Mehr und mehr Verlage gehen dazu über, auf das Einschweißen der gedruckten Bücher in Plastikfolien zu verzichten. E-Books werden eher nicht eingeschweißt. Aber virtuelle Existenzen führen sie nicht. Die Frage, ob es umweltfreundlicher ist, Papierbücher zu lesen oder E-Books, bringt den E-Book-Reader ins Spiel. Er benötigt während der Lektüre dank der stromsparenden E-Ink-Displays nur beim Umblättern eine Energiezufuhr. Aber er muss produziert werden, ähnlich wie ein Smartphone. Das Freiburger Öko-Institut hat berechnet, dass für die Herstellung von zehn Büchern mit 200 DIN-A-5-Blättern aus Frischfaserpapier rund elf Kilogramm CO₂ aufgewendet werden müssen, für Bücher aus Recyclingpapier rund neun Kilogramm. Für die Lektüre dieser Bücher auf einem E-Book-Reader werden durch Herstellung und Nutzung etwa acht Kilogramm CO₂ emittiert. Der Ressourcenverbrauch bei der Produktion von E-Book-Readern ähnelt dem von Smartphones, E-Reader werden aber deutlich länger genutzt als die innovationsgetriebenen Handys. Dem einzelnen Buch gegenüber hat der E-Reader natürlich eine schlechtere Bilanz, aber je intensiver er genutzt wird, desto besser wird seine Bilanz. Als Faustformel gilt, dass der E-Book-Reader nach etwa 30 Büchern mit den gedruckten Büchern gleichzieht. Bei den gedruckten Büchern wiederum schlägt nicht nur die Entscheidung für Frischfaserpapier oder Recyclingpapier zu Buche, sondern auch der Umstand, dass sie von den Druckstandorten aus zirkulieren, also über das Transportwesen Energie verbrauchen. Bei E-Readern spielt eine Rolle, wie der Strom, der ihre Akkus auflädt, produziert wurde.
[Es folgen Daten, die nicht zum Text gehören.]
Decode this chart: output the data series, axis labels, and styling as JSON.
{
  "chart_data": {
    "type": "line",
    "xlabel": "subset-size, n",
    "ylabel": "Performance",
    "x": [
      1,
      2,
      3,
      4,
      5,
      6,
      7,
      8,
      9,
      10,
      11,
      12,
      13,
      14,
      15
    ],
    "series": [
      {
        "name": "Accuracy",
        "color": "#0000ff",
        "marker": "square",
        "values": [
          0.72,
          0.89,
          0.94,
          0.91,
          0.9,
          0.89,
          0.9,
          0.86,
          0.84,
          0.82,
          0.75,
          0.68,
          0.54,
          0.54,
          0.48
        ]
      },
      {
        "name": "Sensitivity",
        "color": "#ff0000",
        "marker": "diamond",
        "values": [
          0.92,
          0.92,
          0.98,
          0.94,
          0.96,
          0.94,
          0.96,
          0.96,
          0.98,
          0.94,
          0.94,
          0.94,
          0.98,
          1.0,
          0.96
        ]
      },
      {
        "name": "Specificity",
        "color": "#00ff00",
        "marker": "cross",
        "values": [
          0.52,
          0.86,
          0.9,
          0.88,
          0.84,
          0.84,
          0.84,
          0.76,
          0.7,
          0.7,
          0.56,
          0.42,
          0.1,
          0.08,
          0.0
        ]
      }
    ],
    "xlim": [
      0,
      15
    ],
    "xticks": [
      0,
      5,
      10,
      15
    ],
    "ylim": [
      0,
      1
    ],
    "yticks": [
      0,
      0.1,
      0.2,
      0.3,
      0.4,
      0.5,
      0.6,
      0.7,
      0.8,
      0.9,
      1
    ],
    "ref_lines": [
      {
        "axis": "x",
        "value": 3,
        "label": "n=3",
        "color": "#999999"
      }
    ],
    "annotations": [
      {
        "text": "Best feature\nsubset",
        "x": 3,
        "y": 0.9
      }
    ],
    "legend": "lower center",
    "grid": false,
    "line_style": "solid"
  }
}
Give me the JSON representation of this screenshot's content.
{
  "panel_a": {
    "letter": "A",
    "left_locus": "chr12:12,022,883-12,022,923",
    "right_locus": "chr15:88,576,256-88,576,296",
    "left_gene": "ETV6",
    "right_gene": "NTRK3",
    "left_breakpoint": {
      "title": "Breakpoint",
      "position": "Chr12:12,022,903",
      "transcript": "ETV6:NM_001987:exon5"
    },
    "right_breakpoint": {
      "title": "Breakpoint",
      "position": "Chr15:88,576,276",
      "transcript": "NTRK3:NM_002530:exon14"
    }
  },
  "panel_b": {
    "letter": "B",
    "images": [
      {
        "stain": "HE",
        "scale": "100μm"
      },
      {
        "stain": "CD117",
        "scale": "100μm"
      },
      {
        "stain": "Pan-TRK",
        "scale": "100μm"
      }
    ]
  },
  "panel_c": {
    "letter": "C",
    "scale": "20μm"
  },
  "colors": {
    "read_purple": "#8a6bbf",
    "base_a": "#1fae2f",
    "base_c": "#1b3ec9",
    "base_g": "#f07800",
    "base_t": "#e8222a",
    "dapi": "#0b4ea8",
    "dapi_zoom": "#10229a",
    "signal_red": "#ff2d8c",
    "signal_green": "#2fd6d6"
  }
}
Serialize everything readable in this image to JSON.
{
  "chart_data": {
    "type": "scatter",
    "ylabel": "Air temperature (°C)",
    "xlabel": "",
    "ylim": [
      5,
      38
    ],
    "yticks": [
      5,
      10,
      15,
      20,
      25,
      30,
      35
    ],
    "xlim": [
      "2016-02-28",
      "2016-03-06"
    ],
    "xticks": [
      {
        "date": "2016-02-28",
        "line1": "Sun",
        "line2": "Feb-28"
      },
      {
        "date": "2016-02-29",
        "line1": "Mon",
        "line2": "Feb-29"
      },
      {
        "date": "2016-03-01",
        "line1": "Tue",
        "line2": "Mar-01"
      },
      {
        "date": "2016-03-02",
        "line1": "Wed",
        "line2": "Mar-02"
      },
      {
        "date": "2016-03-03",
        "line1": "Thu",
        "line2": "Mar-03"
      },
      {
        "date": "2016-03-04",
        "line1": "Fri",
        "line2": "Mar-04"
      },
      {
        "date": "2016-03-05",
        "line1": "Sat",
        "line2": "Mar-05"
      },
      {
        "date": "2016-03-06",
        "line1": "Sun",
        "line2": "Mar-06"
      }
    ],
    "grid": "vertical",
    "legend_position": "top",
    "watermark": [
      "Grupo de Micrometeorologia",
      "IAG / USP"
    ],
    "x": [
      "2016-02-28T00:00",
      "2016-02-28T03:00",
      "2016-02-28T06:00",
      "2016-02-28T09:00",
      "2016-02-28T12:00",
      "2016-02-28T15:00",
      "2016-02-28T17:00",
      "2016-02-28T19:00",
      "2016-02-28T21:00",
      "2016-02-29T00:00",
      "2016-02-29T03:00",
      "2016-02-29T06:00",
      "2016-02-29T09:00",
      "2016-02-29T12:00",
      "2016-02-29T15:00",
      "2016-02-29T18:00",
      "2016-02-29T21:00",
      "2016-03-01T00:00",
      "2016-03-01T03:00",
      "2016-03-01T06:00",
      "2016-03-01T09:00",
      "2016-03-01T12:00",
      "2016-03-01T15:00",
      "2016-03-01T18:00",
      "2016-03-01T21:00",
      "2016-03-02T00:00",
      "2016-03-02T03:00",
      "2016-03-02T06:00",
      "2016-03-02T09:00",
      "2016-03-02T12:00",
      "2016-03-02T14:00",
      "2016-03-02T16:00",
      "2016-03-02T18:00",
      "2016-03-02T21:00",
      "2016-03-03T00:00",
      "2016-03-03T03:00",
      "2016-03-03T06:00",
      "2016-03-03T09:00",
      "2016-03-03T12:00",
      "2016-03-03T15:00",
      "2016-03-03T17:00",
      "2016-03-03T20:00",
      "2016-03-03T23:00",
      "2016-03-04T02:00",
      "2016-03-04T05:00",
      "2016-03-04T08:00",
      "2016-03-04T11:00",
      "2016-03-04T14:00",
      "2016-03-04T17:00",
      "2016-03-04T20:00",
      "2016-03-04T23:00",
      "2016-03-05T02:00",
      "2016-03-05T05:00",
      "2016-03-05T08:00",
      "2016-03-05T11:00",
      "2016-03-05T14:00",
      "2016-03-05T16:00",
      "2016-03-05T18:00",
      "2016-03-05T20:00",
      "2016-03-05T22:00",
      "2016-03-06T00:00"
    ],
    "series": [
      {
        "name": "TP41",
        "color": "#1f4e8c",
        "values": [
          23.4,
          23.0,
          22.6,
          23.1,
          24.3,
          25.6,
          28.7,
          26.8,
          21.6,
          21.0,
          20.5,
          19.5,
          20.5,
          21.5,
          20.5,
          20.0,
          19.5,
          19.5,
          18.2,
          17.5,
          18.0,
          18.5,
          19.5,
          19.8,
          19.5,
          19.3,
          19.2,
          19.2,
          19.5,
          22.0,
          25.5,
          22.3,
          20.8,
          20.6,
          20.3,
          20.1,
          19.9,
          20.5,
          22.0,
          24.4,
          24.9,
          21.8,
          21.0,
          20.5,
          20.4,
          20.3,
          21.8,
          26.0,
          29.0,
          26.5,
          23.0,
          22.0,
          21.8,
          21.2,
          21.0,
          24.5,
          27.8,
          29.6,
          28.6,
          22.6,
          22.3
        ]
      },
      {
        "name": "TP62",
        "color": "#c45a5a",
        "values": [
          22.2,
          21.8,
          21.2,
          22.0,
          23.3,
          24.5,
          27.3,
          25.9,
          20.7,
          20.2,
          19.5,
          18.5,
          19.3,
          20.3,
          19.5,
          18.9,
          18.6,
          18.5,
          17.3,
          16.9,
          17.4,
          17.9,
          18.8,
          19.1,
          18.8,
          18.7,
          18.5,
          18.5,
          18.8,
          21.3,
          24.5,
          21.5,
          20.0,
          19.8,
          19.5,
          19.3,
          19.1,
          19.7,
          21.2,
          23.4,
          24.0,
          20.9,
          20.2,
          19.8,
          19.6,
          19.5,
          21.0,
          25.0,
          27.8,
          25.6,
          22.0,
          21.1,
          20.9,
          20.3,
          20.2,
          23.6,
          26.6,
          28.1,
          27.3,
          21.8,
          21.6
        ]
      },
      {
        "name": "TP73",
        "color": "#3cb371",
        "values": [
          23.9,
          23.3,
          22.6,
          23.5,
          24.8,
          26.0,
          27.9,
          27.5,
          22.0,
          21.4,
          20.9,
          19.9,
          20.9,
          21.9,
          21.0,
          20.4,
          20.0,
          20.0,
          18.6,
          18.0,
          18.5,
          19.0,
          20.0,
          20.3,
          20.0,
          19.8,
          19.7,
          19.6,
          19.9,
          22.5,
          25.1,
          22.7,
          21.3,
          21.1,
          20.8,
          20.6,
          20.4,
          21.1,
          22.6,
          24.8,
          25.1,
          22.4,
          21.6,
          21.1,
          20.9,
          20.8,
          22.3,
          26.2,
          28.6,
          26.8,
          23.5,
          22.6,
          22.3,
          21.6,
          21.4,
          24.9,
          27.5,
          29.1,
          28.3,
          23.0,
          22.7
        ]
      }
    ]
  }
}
Die Lesepraxis vieler Menschen folgt der dichotomischen Sichtweise auf gedrucktes Buch und E-Book nicht. Sehr viele Leser sind, medientechnisch gesehen, Mischwesen, die sich nicht auf einen Lektüremodus festlegen lassen. Und fasst man nicht den einzelnen Leser, die einzelne Leserin ins Auge, die mit dem gedruckten Buch oder E-Book eine relativ wenig energieaufwendige Einheit bilden, sondern das literarische Leben, in das die Bücher eingespeist werden, dann geht es plötzlich wie bei den Konzerten der Musikfans um die Zirkulation der Leser im Raum, um Festivals, Lesungen, Buchmessen und die Frage, welche Verkehrsmittel etwa für Lesereisen mit dem neuen Buch genutzt werden. Aber noch endet der Klagenfurter Bachmann-Wettbewerb nicht mit der Bekanntgabe der CO₂ -Bilanz.